De acuerdo con el parte técnico del cuerpo de entrenadores, el encuentro frente a la escuadra de los Socceroos permitió evaluar el desempeño del plantel titular ante planteamientos de orden táctico y alta intensidad corporal, dando continuidad al ritmo competitivo registrado en el previo compromiso ante la delegación de Ghana.
El desglose técnico de los flujos de posesión del esférico y los indicadores ofensivos validados por los analistas deportivos detalla las siguientes variables:
Despliegue ofensivo e iniciativa inicial: El cuadro tricolor asumió la posesión de la pelota desde los minutos de apertura, utilizando las bandas como canales principales de aproximación. Las jugadas de peligro fueron coordinadas por el mediocampista Luis Chávez y el extremo Alexis Vega, cuya participación estuvo bajo reserva clínica los días previos debido a molestias en la rodilla, quedando descartado cualquier agravio estructural.

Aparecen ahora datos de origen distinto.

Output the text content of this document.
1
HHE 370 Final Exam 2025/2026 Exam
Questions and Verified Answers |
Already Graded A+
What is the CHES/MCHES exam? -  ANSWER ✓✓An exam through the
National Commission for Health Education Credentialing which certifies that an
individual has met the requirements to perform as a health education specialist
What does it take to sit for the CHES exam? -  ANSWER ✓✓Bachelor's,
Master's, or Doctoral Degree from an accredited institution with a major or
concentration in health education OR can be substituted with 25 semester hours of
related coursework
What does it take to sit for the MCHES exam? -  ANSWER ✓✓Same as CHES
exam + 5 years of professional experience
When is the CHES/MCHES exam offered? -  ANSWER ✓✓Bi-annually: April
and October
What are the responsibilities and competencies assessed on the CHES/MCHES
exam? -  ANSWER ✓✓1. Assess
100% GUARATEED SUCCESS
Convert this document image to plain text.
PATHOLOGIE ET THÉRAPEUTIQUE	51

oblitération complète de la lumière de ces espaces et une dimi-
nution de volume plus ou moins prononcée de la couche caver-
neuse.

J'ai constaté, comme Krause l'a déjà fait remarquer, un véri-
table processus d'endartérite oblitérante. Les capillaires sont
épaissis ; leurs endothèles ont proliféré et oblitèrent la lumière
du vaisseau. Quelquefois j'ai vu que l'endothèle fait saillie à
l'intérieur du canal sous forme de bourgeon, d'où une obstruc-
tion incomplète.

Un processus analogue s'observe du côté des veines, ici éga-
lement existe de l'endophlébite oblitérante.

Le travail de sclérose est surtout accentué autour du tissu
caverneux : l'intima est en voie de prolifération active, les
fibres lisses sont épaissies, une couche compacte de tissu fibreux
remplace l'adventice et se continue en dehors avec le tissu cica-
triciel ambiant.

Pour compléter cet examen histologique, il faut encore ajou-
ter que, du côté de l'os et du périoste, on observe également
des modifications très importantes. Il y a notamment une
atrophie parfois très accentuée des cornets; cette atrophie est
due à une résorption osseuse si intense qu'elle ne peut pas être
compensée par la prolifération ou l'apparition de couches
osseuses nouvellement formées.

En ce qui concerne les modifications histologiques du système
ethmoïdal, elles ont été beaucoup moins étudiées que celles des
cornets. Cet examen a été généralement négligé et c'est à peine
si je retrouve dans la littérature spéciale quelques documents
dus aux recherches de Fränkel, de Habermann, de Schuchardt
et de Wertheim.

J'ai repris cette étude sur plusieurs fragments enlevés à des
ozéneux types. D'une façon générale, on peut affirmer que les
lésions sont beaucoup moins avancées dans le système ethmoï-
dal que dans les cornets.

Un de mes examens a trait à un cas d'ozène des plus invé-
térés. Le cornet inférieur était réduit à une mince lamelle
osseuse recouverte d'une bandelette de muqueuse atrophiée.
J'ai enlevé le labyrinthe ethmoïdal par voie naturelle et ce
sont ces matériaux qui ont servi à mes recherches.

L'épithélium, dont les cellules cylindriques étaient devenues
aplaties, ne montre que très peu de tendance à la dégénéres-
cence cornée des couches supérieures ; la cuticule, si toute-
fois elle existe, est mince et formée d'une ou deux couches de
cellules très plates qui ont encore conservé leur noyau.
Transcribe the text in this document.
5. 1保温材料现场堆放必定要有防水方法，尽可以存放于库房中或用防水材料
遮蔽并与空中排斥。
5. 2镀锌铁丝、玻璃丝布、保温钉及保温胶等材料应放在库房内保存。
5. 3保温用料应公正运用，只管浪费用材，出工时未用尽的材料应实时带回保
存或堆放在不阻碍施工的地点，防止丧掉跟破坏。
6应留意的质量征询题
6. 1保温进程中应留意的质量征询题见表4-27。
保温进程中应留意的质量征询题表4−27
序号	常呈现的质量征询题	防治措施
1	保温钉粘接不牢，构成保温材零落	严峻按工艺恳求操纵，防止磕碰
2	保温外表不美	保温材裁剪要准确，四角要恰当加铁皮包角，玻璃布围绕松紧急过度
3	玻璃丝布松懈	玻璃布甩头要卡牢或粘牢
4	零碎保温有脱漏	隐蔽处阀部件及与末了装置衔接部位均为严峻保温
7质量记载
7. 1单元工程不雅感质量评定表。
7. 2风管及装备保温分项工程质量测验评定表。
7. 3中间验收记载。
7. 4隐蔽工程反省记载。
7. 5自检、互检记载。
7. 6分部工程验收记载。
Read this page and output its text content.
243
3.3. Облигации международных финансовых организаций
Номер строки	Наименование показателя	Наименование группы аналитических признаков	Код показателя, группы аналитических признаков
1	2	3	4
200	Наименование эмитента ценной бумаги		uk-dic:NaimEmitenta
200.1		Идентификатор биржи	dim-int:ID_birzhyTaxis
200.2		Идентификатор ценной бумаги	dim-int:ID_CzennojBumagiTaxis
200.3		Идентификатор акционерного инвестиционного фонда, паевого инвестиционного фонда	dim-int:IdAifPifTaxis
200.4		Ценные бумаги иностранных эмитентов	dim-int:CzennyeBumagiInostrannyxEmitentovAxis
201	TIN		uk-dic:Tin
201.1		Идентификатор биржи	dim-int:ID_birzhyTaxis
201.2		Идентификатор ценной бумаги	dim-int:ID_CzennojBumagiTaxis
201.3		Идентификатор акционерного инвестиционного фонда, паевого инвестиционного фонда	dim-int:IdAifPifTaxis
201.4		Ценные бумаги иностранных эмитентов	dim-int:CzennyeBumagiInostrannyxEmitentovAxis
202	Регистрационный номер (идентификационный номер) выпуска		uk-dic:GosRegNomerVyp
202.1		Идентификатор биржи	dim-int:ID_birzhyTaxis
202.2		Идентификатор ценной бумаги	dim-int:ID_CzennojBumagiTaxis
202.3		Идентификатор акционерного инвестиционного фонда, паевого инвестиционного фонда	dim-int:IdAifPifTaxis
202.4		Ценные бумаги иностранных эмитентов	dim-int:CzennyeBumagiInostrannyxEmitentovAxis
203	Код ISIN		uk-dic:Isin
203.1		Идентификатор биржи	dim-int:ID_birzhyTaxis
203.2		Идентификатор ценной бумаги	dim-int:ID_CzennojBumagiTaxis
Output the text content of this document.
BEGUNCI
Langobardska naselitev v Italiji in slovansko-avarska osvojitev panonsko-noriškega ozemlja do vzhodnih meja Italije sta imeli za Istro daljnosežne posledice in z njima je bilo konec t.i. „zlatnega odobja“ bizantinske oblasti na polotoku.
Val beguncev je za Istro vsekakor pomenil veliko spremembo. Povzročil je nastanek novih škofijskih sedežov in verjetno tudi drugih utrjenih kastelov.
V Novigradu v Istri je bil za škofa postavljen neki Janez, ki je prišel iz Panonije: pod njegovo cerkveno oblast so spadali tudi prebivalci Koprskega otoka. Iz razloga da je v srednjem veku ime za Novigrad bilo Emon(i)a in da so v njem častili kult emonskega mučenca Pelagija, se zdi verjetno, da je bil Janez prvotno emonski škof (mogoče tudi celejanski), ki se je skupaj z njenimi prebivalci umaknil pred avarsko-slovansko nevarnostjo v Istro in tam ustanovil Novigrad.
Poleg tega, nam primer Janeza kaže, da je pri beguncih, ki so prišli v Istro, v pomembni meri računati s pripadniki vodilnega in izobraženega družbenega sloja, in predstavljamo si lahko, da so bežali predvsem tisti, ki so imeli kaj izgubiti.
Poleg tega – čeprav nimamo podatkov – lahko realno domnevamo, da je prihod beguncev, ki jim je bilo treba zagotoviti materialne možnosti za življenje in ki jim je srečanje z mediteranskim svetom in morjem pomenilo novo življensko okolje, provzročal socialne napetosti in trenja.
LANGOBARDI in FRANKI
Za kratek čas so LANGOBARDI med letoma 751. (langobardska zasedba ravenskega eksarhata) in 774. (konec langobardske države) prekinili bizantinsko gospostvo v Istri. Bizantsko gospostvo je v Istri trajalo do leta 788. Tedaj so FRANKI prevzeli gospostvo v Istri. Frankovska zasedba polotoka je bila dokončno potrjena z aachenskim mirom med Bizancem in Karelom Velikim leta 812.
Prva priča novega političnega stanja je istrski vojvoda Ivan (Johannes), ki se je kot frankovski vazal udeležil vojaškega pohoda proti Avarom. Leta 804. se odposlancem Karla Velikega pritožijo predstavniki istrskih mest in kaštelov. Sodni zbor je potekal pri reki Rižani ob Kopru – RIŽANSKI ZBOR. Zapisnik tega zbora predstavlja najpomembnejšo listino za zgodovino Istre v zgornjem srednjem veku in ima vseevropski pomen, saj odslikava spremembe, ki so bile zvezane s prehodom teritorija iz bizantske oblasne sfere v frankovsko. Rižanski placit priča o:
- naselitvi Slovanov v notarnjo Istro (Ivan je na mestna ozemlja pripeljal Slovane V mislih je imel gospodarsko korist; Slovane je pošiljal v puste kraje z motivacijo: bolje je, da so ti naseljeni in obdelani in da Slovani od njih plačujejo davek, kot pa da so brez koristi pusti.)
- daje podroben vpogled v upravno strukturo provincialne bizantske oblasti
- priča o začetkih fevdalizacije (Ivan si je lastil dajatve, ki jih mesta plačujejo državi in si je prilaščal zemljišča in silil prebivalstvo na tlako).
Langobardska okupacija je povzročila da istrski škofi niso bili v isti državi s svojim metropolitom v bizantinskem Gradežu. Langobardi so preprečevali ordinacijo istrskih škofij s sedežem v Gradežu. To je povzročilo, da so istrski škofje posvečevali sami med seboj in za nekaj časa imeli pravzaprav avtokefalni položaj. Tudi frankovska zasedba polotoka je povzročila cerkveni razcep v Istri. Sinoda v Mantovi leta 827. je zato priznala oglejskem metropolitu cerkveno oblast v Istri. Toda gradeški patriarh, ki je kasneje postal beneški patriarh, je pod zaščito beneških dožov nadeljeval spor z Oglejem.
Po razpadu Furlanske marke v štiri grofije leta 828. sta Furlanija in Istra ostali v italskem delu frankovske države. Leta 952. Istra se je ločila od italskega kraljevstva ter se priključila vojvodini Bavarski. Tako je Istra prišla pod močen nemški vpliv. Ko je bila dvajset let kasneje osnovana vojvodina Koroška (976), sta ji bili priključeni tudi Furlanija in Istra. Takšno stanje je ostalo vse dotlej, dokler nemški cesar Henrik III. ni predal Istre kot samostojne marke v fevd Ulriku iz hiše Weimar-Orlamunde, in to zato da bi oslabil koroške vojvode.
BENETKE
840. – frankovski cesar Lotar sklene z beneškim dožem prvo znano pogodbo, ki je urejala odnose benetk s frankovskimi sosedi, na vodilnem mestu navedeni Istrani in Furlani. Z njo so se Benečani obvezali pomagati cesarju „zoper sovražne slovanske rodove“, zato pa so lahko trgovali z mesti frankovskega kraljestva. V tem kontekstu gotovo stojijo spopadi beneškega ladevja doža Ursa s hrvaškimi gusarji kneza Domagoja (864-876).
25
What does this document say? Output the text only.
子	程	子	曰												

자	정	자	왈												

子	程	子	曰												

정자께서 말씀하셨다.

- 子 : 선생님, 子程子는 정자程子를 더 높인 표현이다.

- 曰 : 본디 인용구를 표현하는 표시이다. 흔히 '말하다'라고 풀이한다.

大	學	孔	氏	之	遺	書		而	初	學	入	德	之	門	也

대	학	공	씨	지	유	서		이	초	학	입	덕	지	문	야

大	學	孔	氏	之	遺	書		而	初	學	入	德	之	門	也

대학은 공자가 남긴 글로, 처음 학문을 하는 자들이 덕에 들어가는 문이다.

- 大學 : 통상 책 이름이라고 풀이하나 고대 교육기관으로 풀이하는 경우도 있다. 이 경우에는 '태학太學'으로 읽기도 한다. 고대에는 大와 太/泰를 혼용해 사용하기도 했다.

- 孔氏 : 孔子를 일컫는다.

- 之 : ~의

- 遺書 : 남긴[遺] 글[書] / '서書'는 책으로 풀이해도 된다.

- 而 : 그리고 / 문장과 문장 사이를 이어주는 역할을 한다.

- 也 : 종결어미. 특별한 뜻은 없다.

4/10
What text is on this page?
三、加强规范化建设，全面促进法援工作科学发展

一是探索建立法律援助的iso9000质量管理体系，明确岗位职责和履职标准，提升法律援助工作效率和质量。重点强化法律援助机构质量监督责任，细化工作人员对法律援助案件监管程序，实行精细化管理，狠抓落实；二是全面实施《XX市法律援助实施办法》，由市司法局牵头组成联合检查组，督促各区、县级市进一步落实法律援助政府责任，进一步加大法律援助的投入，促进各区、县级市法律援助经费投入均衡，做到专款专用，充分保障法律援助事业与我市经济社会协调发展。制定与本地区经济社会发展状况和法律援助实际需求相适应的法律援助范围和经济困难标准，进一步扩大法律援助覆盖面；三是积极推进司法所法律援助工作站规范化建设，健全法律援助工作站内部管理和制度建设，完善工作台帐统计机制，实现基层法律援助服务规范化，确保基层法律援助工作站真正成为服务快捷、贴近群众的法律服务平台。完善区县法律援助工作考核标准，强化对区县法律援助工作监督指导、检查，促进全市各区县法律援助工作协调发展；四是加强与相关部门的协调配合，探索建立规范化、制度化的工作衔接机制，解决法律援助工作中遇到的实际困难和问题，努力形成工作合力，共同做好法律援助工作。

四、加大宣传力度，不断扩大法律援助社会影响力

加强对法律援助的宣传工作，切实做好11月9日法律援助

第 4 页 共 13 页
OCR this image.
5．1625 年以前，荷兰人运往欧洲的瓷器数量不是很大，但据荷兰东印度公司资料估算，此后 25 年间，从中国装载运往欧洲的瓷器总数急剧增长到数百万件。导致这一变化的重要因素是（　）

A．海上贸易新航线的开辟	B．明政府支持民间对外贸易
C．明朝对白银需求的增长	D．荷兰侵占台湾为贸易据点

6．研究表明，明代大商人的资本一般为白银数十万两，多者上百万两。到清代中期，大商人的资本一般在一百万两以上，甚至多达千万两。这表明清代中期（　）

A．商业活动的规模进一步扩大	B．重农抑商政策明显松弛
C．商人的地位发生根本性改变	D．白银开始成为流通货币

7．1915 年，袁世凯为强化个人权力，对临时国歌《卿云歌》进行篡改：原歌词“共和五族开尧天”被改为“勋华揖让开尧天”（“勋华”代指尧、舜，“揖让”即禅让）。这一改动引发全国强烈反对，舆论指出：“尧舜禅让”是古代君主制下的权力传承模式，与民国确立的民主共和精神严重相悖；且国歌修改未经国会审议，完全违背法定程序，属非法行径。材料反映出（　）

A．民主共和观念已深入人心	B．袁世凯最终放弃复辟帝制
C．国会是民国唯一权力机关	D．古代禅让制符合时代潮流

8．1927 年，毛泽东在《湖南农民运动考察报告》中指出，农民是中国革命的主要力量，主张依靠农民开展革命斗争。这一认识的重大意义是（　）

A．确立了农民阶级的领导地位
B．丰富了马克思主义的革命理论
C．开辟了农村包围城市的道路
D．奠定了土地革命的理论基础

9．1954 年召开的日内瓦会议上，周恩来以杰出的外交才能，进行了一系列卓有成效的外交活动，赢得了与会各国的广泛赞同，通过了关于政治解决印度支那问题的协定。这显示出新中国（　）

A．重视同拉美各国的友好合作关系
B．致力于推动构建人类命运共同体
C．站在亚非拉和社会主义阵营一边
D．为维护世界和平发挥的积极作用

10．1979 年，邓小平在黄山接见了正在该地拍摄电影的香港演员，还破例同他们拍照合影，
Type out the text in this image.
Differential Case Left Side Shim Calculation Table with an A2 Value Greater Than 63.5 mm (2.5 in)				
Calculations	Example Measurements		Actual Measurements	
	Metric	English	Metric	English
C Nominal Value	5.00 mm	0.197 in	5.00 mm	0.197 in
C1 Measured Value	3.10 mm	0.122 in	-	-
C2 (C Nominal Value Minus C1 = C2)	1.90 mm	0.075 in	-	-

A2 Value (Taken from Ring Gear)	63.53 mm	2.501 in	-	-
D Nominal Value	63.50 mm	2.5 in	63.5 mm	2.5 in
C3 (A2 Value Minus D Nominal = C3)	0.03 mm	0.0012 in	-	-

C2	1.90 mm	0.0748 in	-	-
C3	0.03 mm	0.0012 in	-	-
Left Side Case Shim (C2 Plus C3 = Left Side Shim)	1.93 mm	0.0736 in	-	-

Consolidación de la ventaja por táctica fija: La diferencia en el marcador se concretó en el minuto 27 del primer tiempo, mediante el cobro de un tiro de esquina. El defensor del Génova de Italia, Johan Vásquez, ingresó sin marca al sector central del área para conectar un remate de cabeza que impactó en el poste y rebasó la línea de meta.
En el complemento, México generó aproximaciones adicionales para incrementar la diferencia en la pizarra, incluyendo un gol anulado por fuera de lugar en jugada de pizarrón y remates de media distancia por conducto de Santiago Giménez y César Huerta. Sin embargo, la falta de contundencia en el último tercio propició que los minutos de cierre se tornaran trabados, caracterizados por faltas constantes en la zona media y una presión ofensiva por parte de Australia que obligó al bloque bajo mexicano a resistir de forma ordenada.